Ayame Misaki: Born to Perform

May 27, 2019
The Japanese model turned leading lady didn't hold back at the Okinawa International Movie Festival.

For most countries, there’s a time-honored tradition of the model-turned actress. But, for all the success stories like Uma Thurman, Milla Jovovich or Cara Delevingne, Cindy Crawford and Naomi Campbell have served up some hilarious misfires.

Japan is no different.

When we meet Ayame Misaki, a top Japanese model turned actress, at the 11th Okinawa International Movie Festival, she is totally in on the joke, her successful career proving herself to be no Cindy.

Key to her successful second act, is likely the fact that she has never taken herself too seriously. “I became a model to make money. No other reason,” says Miskai, 29, who became a top “gravure” model before she turned 16.

Appearing in men’s magazines in lingerie – no different to the life of an average Victoria’s Secret model – enabled her to escape the poverty of a childhood scarred by the devastating Kobe earthquake of 1995.
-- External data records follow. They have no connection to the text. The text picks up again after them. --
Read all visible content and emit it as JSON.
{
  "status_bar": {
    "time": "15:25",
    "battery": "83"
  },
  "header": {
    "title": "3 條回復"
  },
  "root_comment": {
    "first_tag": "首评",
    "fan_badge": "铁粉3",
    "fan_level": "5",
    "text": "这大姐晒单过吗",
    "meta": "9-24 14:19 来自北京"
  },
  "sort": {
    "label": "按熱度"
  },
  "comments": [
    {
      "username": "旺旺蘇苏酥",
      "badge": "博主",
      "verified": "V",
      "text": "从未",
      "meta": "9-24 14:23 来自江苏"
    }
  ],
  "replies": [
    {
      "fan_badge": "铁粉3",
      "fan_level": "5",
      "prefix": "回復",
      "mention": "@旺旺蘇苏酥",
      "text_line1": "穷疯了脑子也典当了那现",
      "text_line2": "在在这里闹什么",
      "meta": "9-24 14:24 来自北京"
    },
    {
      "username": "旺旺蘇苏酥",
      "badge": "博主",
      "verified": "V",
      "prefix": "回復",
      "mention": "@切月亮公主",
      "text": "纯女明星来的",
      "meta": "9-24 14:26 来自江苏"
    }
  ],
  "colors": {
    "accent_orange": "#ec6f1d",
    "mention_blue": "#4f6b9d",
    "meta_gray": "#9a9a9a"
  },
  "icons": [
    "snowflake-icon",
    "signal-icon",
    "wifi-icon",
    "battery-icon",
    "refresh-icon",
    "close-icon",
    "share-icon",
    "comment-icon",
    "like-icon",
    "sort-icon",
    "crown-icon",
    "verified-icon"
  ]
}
“I was born in a poor family and we lived in a shelter for a year after the earthquake. As a teenager the only thing I could think of was getting into show business. I just wanted to make money for my family,” says Misaki who worked to support her four sisters. “I never said no to any work that came to me.

“I was only five years old when the earthquake struck, and it had a huge impact on my childhood. Kobe is known for its big economic disparities – some people have a lot of money while others are very poor, like my own family. As a child I really felt that difference, particularly at school where I was so ashamed of being poor. That was a big part of my emotional journey.

“For many years, our water or gas and electricity was regularly cut off because we couldn’t pay our bills. Both my parents were gamblers, so it was crazy,” she adds with great candour.

Graduating from glossy magazine covers, today she has starred in more than 20 movies, including 2017 Cannes prize-winner Radiance; her latest dramedy Born Bone Born showcased at Okinawa International Movie Festival.

Delighted to return to these idyllic southern islands of Japan, she reminisces over how she first visited here, at the tender age of 15, for a magazine photo-shoot, returning again last year to film Born Bone Born on location.

Having appeared in countless TV series in Japan, her decision to pursue film was almost an after-thought: “I don’t really admire or revere other actors. I didn’t get into this career because I was longing to be a movie star or to be famous – it was more out of necessity,” says Misaki who will admit to enjoying Matthew McConnaughey and Marvel movies.

With no formal training, she relies on her instincts, for example, wearing a prosthetic belly for a month prior to filming her role as an unwed pregnant woman in Born Bone Born.

“I’ve played a pregnant woman many times on TV,” she laughs. “But, in this, I actually give birth, so it felt quite different. I spent an entire month with a silicone bag round my stomach, never taking it off except for when I showered. I would go out everywhere and eat in restaurants and actually experience what it’s like to be pregnant. I learned at junior high school English text-books how ‘practice makes perfect’ and I try to bring it to my work every time. I don’t just learn and listen – I always try to do whatever the role involves.

“I feel my talent is in expressing myself and squeezing out my feelings and emotion into the world. For example, if I am in a romance movie, it’s not about watching other romance movies; instead I have to fall in love with someone in my own life. I like to keep it real,” says the actress who was briefly wed to a man she met at a mahjong game.

Previously dating a Kiwi, she visited New Zealand with him, although regrets not having the chance to discover Australia and says she would love to expand her Asian-centric career to work there.

Looking back on her life, she says, “I’m actually thankful for those harsh childhood experiences because it made me pursue my career. My dad died when I was 17 and my mother had a mental disorder which meant she needed care, so I haven’t seen her for 5 years.

“I have worked solidly for 15 years and am proud of what I have accomplished.”